Storytelling Reflection- Drama

In general, I think that our performance went well but there could’ve been some improvements. I learned that the atmosphere must be fast-paced and exciting to keep the audience’s attention, especially for children, but it must not stay that for the entire time. There must be some variation to tempo and mood so that the audience is not subjected to the same constant tension for the entire time and instead experiences new tones. The lighting can subtly tell the audience of the mood and can amplify the emotions and atmosphere we, the actors, are trying to produce. We must be mindful of space and area, how we use it. We also must be aware of the movements and positions of our characters. This is an area we could’ve improved on because I think that in some scenes one or two of our characters are not moving or doing anything. This is reasonable in some way because the focus is supposed to be on another group of actors and a large action may detract attention from the main focus group, but the characters that are not being focused on should not just be standing still and doing nothing. Maybe small actions that add a little to the character’s personality or entertain the audience can be done. In addition to what we could’ve done better, we could’ve had better characterisation for some of our characters, especially mine and the Cat in the Hat. We managed to pick out a specific way of moving and talking (i.e the fish pretended to have fins and moved its arms and the Cat in the Hat talked in rhymes) but the characters didn’t have enough depth in personality. We also should’ve used more of the stage. During our actual performance and our rehearsals, we mainly stayed downstage instead of finding ways to use upstage or centerstage.

Currently, I’m relieved that the performance is over because I was really nervous on how the storytelling would go and I’m glad that it went well and I can put the experience into my brain archive to remember and analyse instead of continuously fretting over it. During the process of planning it out and in rehearsals, I was sort of stressed because I’m new to this school and to Drama and I was supposed to go make an adaptation of a children’s story with these strangers. I’m not really great with teamwork because I find communicating a very hard and nerve-wracking experience and I don’t have a lot of practice in working in groups since most of the time in my old school, group projects meant that each person did their work individually and then came back together once or twice to rehearse and then hoped that their final presentation turned out as a passable grade. Most of the time, I just listened and sometimes contributed some ideas.
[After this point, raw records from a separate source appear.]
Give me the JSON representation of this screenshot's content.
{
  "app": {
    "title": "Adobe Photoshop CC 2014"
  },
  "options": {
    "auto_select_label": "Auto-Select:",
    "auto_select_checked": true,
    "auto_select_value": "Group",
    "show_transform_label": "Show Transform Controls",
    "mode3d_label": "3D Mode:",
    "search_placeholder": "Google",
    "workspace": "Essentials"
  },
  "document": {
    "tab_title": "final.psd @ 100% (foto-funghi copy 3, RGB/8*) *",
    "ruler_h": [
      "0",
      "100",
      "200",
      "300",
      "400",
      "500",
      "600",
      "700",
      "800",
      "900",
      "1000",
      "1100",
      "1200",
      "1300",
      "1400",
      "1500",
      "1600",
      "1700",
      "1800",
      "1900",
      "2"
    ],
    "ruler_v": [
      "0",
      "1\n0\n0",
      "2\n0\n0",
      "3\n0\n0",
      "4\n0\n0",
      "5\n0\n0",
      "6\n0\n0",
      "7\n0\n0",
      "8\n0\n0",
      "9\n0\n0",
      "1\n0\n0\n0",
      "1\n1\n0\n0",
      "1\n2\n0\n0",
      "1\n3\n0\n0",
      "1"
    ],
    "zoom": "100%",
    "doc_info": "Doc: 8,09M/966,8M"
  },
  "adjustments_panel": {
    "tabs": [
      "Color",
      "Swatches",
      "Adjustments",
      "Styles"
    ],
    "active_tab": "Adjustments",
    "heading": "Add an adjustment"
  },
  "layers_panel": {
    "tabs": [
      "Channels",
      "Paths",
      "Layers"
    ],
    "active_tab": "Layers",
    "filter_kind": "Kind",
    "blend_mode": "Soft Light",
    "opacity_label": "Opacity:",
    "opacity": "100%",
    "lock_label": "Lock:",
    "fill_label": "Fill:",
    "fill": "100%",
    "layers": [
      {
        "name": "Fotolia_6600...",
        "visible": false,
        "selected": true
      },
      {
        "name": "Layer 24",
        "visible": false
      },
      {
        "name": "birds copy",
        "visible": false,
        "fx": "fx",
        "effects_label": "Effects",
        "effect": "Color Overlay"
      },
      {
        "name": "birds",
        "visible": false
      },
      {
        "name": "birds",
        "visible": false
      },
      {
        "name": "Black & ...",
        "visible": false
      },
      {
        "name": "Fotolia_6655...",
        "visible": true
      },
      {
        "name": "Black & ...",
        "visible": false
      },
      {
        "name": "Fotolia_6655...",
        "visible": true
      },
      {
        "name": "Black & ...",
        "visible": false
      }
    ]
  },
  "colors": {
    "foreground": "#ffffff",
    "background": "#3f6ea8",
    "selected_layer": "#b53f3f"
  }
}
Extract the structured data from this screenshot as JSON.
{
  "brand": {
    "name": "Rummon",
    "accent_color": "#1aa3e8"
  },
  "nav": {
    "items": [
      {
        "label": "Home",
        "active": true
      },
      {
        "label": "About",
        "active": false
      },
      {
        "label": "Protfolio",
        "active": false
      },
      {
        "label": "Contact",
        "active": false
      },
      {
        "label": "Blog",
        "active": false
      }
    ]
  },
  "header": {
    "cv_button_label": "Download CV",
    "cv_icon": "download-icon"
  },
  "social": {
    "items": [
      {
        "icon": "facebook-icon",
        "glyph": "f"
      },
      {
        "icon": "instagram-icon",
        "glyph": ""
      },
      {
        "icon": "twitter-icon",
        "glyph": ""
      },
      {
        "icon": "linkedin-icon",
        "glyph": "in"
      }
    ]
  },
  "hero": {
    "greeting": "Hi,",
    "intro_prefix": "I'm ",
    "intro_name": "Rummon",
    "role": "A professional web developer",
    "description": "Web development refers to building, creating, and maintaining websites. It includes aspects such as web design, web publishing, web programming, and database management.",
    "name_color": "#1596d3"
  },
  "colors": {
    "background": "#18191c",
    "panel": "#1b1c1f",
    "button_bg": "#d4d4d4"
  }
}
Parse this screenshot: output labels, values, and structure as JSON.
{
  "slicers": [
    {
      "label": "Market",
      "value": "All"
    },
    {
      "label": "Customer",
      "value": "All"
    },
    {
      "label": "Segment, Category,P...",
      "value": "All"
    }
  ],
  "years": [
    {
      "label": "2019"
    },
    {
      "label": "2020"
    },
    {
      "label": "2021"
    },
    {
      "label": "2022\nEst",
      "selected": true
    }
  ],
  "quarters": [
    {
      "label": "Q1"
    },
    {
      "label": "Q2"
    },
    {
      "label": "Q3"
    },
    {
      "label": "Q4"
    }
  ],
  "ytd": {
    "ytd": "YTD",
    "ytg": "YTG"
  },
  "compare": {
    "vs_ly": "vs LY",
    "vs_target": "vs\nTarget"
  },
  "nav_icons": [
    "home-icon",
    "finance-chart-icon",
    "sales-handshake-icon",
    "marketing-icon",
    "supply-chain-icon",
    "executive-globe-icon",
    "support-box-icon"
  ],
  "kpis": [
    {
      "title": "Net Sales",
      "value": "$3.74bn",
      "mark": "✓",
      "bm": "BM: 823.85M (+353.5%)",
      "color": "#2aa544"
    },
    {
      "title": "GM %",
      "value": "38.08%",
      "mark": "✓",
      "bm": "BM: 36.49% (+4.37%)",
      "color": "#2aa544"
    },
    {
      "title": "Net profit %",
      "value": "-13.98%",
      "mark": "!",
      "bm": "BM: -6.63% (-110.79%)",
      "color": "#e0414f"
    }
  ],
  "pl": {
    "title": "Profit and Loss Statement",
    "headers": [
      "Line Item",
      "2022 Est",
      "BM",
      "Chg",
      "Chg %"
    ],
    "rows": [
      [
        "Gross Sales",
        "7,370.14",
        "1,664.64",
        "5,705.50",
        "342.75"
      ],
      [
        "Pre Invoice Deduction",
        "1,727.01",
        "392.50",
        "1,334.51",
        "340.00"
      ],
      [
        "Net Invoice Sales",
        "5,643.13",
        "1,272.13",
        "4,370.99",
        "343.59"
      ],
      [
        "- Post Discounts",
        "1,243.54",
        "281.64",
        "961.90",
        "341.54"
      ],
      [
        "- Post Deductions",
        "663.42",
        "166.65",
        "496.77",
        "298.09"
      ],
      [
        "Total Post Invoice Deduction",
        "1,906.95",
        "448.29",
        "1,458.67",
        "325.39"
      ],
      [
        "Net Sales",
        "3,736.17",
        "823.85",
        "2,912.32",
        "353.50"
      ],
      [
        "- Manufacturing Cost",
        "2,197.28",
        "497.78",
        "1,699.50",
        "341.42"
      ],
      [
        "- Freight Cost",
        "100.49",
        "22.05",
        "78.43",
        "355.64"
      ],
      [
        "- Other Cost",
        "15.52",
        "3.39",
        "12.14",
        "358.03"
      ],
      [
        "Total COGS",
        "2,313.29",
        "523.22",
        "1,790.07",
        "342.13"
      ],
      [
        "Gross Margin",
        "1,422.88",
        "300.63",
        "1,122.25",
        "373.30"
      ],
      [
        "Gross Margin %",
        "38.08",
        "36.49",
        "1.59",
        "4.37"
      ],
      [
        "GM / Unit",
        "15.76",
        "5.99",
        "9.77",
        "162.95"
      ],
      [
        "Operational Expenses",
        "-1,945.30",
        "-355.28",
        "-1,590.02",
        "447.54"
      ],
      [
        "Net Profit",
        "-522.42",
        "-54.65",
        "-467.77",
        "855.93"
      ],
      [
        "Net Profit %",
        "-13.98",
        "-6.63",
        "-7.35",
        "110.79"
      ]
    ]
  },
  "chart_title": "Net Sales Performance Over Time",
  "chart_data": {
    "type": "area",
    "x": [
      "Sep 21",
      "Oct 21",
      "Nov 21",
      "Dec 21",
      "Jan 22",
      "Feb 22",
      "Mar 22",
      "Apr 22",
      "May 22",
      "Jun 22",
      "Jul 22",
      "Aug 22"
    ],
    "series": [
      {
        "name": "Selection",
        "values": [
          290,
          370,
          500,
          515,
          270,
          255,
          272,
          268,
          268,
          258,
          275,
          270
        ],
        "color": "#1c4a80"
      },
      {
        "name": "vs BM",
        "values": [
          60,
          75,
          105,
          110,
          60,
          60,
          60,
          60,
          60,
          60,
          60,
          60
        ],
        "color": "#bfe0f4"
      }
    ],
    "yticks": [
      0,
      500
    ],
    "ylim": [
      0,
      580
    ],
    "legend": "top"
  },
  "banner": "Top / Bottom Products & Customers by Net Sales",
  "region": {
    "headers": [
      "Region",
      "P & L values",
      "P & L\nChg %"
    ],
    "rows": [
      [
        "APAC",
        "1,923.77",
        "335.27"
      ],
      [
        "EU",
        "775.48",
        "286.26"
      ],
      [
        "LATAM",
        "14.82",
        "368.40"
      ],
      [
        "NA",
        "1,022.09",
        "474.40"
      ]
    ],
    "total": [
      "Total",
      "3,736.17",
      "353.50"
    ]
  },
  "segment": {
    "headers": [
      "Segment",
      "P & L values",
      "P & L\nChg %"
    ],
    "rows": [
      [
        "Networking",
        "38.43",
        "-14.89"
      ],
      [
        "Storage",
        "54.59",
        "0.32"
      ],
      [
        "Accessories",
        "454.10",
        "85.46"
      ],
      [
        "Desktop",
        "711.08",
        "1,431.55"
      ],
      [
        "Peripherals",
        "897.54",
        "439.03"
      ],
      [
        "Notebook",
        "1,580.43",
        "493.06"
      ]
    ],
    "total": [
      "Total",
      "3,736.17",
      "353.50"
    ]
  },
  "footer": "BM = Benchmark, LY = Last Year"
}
Other times, I felt a little irritated because I didn’t really like some of the ideas and whenever I suggested change, it was just waved away. For example, Luca and Will wanted to start the beginning with narration so that it’d rhyme with the Cat in the Hat’s opening lines. Will also said that the rhyming will give a boring and slow tone to the story. However, I thought we could just act as if we were bored instead of having a narrative. Because we supposed to be showing that the characters are bored, not to actually bore the audience to death in the very beginning. I eventually just accepted it and (grudgingly) agreed that the rhyming narrative would tell the audience that we’d have a rhyming scheme and that the starting tone is slow, which contrasts with the fast and exciting pace we have planned for later.